= Peter Olsson (motorsports driver) =

Swedish racing driver (born 1971)

Roy Peter Lovenkjaer Olsson (born 17 July 1971 in Höja, Sweden) is a former professional racing driver, now a chiropractor, resident in England. Olsson competed in the British Formula Two Championship in 1992, finishing sixth overall in the Drivers' Championship. He also raced several times in the British Formula 3000 Championship in 1991 and the International Formula 3000 Championship in 1994 and 1996.

== Early life ==

At the age of six, Olsson moved to the UK with his parents. He grew up in Sevenoaks, Kent, and his first love was karting, which he took up in 1985. Preferring to race rather than study, Olsson left school without completing his A levels.

== Racing career==

Olsson received both his novice karting licence and International Short Circuit licence in 1985 and went on to win the South of England Championship in two consecutive years shortly after. In 1988 he was awarded a ‘super national’ license, which was the highest possible ranked license in karting. This was the same year that David Coulthard received his license, and that year he also placed sixth in the Super 1 National Kart Championships – the premier karting championship in the UK. Before moving into racing full-time, Olsson was briefly a high performance driving instructor at Brands Hatch race circuit in 1988. The following year, at the age of 18, he moved to racing cars, competing in the European Vauxhall Lotus Championship. In 1990 he finished third at the British race at Silverstone in the same championship.

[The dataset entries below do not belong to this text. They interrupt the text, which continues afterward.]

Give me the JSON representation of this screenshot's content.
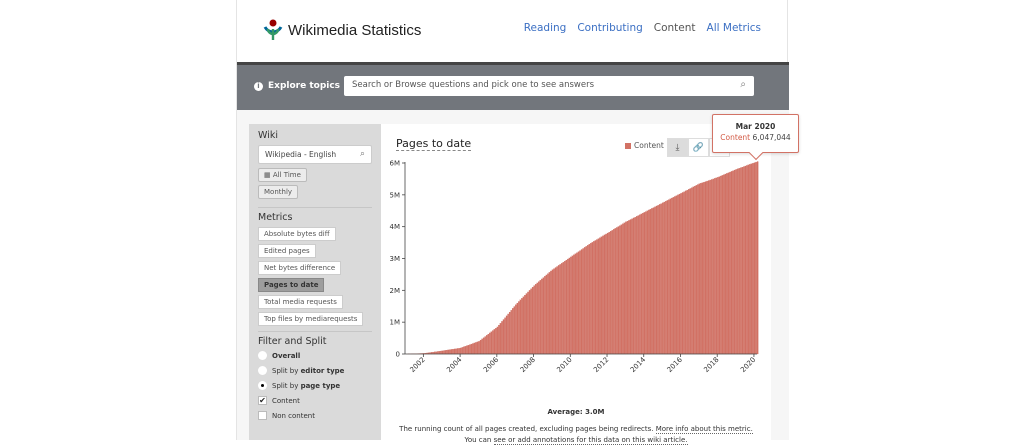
{
  "header": {
    "brand": "Wikimedia Statistics",
    "nav": [
      {
        "label": "Reading",
        "active": false
      },
      {
        "label": "Contributing",
        "active": false
      },
      {
        "label": "Content",
        "active": true
      },
      {
        "label": "All Metrics",
        "active": false
      }
    ]
  },
  "topbar": {
    "explore_label": "Explore topics",
    "explore_icon": "info-icon",
    "search_placeholder": "Search or Browse questions and pick one to see answers"
  },
  "sidebar": {
    "wiki_title": "Wiki",
    "wiki_value": "Wikipedia - English",
    "time_range": "All Time",
    "granularity": "Monthly",
    "metrics_title": "Metrics",
    "metrics": [
      {
        "label": "Absolute bytes diff",
        "active": false
      },
      {
        "label": "Edited pages",
        "active": false
      },
      {
        "label": "Net bytes difference",
        "active": false
      },
      {
        "label": "Pages to date",
        "active": true
      },
      {
        "label": "Total media requests",
        "active": false
      },
      {
        "label": "Top files by mediarequests",
        "active": false
      }
    ],
    "filter_title": "Filter and Split",
    "filter_options": {
      "overall": "Overall",
      "split_editor_prefix": "Split by ",
      "split_editor_bold": "editor type",
      "split_page_prefix": "Split by ",
      "split_page_bold": "page type"
    },
    "checkboxes": [
      {
        "label": "Content",
        "checked": true
      },
      {
        "label": "Non content",
        "checked": false
      }
    ]
  },
  "main": {
    "title": "Pages to date",
    "legend_label": "Content",
    "average": "Average: 3.0M",
    "description": "The running count of all pages created, excluding pages being redirects.",
    "more_info_link": "More info about this metric.",
    "annotation_prefix": "You can",
    "annotation_link": "see or add annotations for this data on this wiki article."
  },
  "tooltip": {
    "date": "Mar 2020",
    "series": "Content",
    "value": "6,047,044"
  },
  "colors": {
    "bar": "#d27265",
    "link": "#3b6fc3",
    "topbar": "#72767c"
  },
  "chart_data": {
    "type": "bar",
    "title": "Pages to date",
    "xlabel": "",
    "ylabel": "",
    "x_ticks": [
      "2002",
      "2004",
      "2006",
      "2008",
      "2010",
      "2012",
      "2014",
      "2016",
      "2018",
      "2020"
    ],
    "y_ticks": [
      "0",
      "1M",
      "2M",
      "3M",
      "4M",
      "5M",
      "6M"
    ],
    "ylim": [
      0,
      6000000
    ],
    "series": [
      {
        "name": "Content",
        "color": "#d27265",
        "x": [
          "2001-01",
          "2002-01",
          "2003-01",
          "2004-01",
          "2005-01",
          "2006-01",
          "2007-01",
          "2008-01",
          "2009-01",
          "2010-01",
          "2011-01",
          "2012-01",
          "2013-01",
          "2014-01",
          "2015-01",
          "2016-01",
          "2017-01",
          "2018-01",
          "2019-01",
          "2020-03"
        ],
        "values": [
          0,
          20000,
          100000,
          190000,
          400000,
          850000,
          1550000,
          2150000,
          2650000,
          3050000,
          3450000,
          3800000,
          4150000,
          4450000,
          4750000,
          5050000,
          5350000,
          5550000,
          5800000,
          6047044
        ]
      }
    ],
    "average": 3000000,
    "grid": false,
    "legend_position": "top-right"
  }
}
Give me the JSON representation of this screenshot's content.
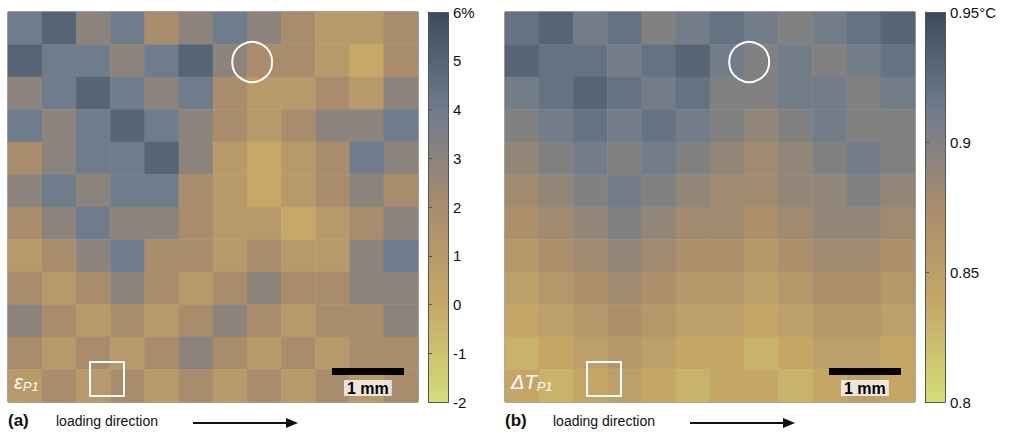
{
  "chart_data": [
    {
      "type": "heatmap",
      "panel": "(a)",
      "symbol": "ε",
      "subscript": "P1",
      "scale_bar": "1 mm",
      "x_label": "loading direction",
      "cells": [
        [
          4,
          5,
          3,
          4,
          2,
          3,
          4,
          3,
          2,
          1,
          1,
          2
        ],
        [
          5,
          4,
          4,
          3,
          4,
          5,
          3,
          2,
          2,
          1,
          0,
          2
        ],
        [
          3,
          4,
          5,
          4,
          3,
          4,
          2,
          1,
          1,
          2,
          1,
          3
        ],
        [
          4,
          3,
          4,
          5,
          4,
          3,
          2,
          1,
          2,
          3,
          3,
          4
        ],
        [
          2,
          3,
          4,
          4,
          5,
          3,
          1,
          0,
          1,
          2,
          4,
          3
        ],
        [
          3,
          4,
          3,
          4,
          4,
          2,
          1,
          0,
          1,
          2,
          3,
          2
        ],
        [
          2,
          3,
          4,
          3,
          3,
          2,
          1,
          1,
          0,
          1,
          2,
          3
        ],
        [
          1,
          2,
          3,
          4,
          2,
          2,
          1,
          2,
          1,
          1,
          3,
          4
        ],
        [
          2,
          1,
          2,
          3,
          2,
          1,
          2,
          3,
          2,
          2,
          3,
          3
        ],
        [
          3,
          2,
          1,
          2,
          1,
          2,
          3,
          2,
          1,
          2,
          2,
          3
        ],
        [
          2,
          1,
          2,
          1,
          2,
          3,
          2,
          1,
          2,
          1,
          2,
          2
        ],
        [
          1,
          2,
          1,
          2,
          1,
          2,
          1,
          2,
          1,
          2,
          1,
          2
        ]
      ],
      "colorbar": {
        "range": [
          -2,
          6
        ],
        "ticks": [
          {
            "value": 6,
            "label": "6%"
          },
          5,
          4,
          3,
          2,
          1,
          0,
          -1,
          -2
        ]
      }
    },
    {
      "type": "heatmap",
      "panel": "(b)",
      "symbol": "ΔT",
      "subscript": "P1",
      "scale_bar": "1 mm",
      "x_label": "loading direction",
      "cells": [
        [
          0.92,
          0.93,
          0.91,
          0.92,
          0.9,
          0.91,
          0.92,
          0.91,
          0.9,
          0.91,
          0.92,
          0.93
        ],
        [
          0.93,
          0.92,
          0.92,
          0.91,
          0.92,
          0.93,
          0.91,
          0.9,
          0.91,
          0.9,
          0.91,
          0.92
        ],
        [
          0.91,
          0.92,
          0.93,
          0.92,
          0.91,
          0.92,
          0.9,
          0.9,
          0.91,
          0.91,
          0.9,
          0.91
        ],
        [
          0.9,
          0.91,
          0.92,
          0.91,
          0.92,
          0.91,
          0.9,
          0.89,
          0.9,
          0.91,
          0.9,
          0.9
        ],
        [
          0.89,
          0.9,
          0.91,
          0.9,
          0.91,
          0.9,
          0.89,
          0.88,
          0.89,
          0.9,
          0.91,
          0.9
        ],
        [
          0.88,
          0.89,
          0.9,
          0.91,
          0.9,
          0.89,
          0.88,
          0.88,
          0.89,
          0.89,
          0.9,
          0.89
        ],
        [
          0.87,
          0.88,
          0.89,
          0.9,
          0.89,
          0.88,
          0.88,
          0.87,
          0.88,
          0.89,
          0.89,
          0.88
        ],
        [
          0.86,
          0.87,
          0.88,
          0.89,
          0.88,
          0.87,
          0.87,
          0.86,
          0.87,
          0.88,
          0.88,
          0.87
        ],
        [
          0.85,
          0.86,
          0.87,
          0.88,
          0.87,
          0.86,
          0.86,
          0.85,
          0.86,
          0.87,
          0.87,
          0.86
        ],
        [
          0.84,
          0.85,
          0.86,
          0.87,
          0.86,
          0.85,
          0.85,
          0.84,
          0.85,
          0.86,
          0.86,
          0.85
        ],
        [
          0.83,
          0.84,
          0.85,
          0.86,
          0.85,
          0.84,
          0.84,
          0.83,
          0.84,
          0.85,
          0.85,
          0.84
        ],
        [
          0.84,
          0.83,
          0.84,
          0.85,
          0.84,
          0.83,
          0.84,
          0.84,
          0.83,
          0.84,
          0.85,
          0.84
        ]
      ],
      "colorbar": {
        "range": [
          0.8,
          0.95
        ],
        "ticks": [
          {
            "value": 0.95,
            "label": "0.95°C"
          },
          0.9,
          0.85,
          0.8
        ]
      }
    }
  ]
}
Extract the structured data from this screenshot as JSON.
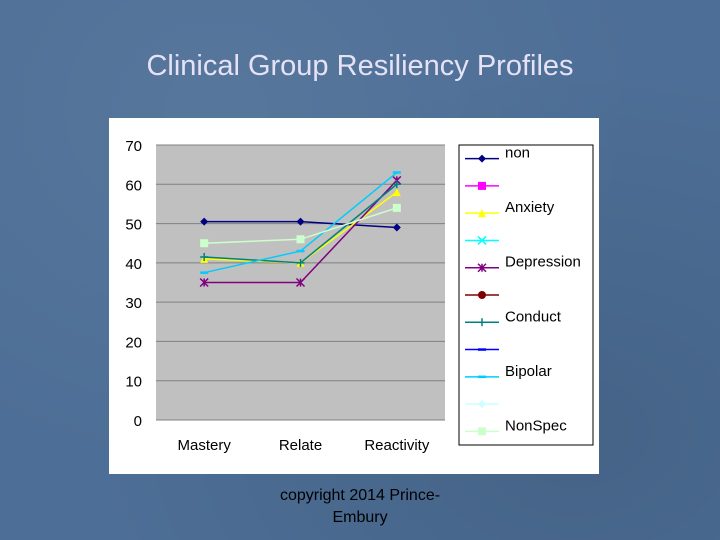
{
  "slide": {
    "title": "Clinical Group Resiliency Profiles",
    "footer_line1": "copyright 2014 Prince-",
    "footer_line2": "Embury"
  },
  "chart_data": {
    "type": "line",
    "title": "Clinical Group Resiliency Profiles",
    "xlabel": "",
    "ylabel": "",
    "categories": [
      "Mastery",
      "Relate",
      "Reactivity"
    ],
    "ylim": [
      0,
      70
    ],
    "yticks": [
      0,
      10,
      20,
      30,
      40,
      50,
      60,
      70
    ],
    "grid": true,
    "legend_position": "right",
    "plot_background": "#c0c0c0",
    "series": [
      {
        "name": "non",
        "color": "#000080",
        "marker": "diamond",
        "values": [
          50.5,
          50.5,
          49
        ]
      },
      {
        "name": "",
        "color": "#ff00ff",
        "marker": "square",
        "values": [
          null,
          null,
          null
        ]
      },
      {
        "name": "Anxiety",
        "color": "#ffff00",
        "marker": "triangle",
        "values": [
          41,
          40,
          58
        ]
      },
      {
        "name": "",
        "color": "#00ffff",
        "marker": "x",
        "values": [
          null,
          null,
          null
        ]
      },
      {
        "name": "Depression",
        "color": "#800080",
        "marker": "star",
        "values": [
          35,
          35,
          61
        ]
      },
      {
        "name": "",
        "color": "#800000",
        "marker": "circle",
        "values": [
          null,
          null,
          null
        ]
      },
      {
        "name": "Conduct",
        "color": "#008080",
        "marker": "plus",
        "values": [
          41.5,
          40,
          60
        ]
      },
      {
        "name": "",
        "color": "#0000ff",
        "marker": "dash",
        "values": [
          null,
          null,
          null
        ]
      },
      {
        "name": "Bipolar",
        "color": "#00ccff",
        "marker": "dash",
        "values": [
          37.5,
          43,
          63
        ]
      },
      {
        "name": "",
        "color": "#ccffff",
        "marker": "diamond",
        "values": [
          null,
          null,
          null
        ]
      },
      {
        "name": "NonSpec",
        "color": "#ccffcc",
        "marker": "square",
        "values": [
          45,
          46,
          54
        ]
      }
    ]
  }
}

Between 1991 and 1996, Olsson competed in races in both the British and International F3000 Championships. He represented the Edenbridge racing team, as well as Gosselin Competition and Omegaland, and drove Reynard cars. He celebrated his finest achievement in racing when driving for the Phoenix F3000 Racing team in the 1992 British Formula Two Championship, finishing sixth in the overall Drivers’ Championship and second in the final race of the season at the Donington GP circuit. He also gained a podium finish as third place finisher in the Round 6 race at Oulton Park.

== Retirement ==
Olsson retired from racing at the age of 26, when he was crippled in an accident.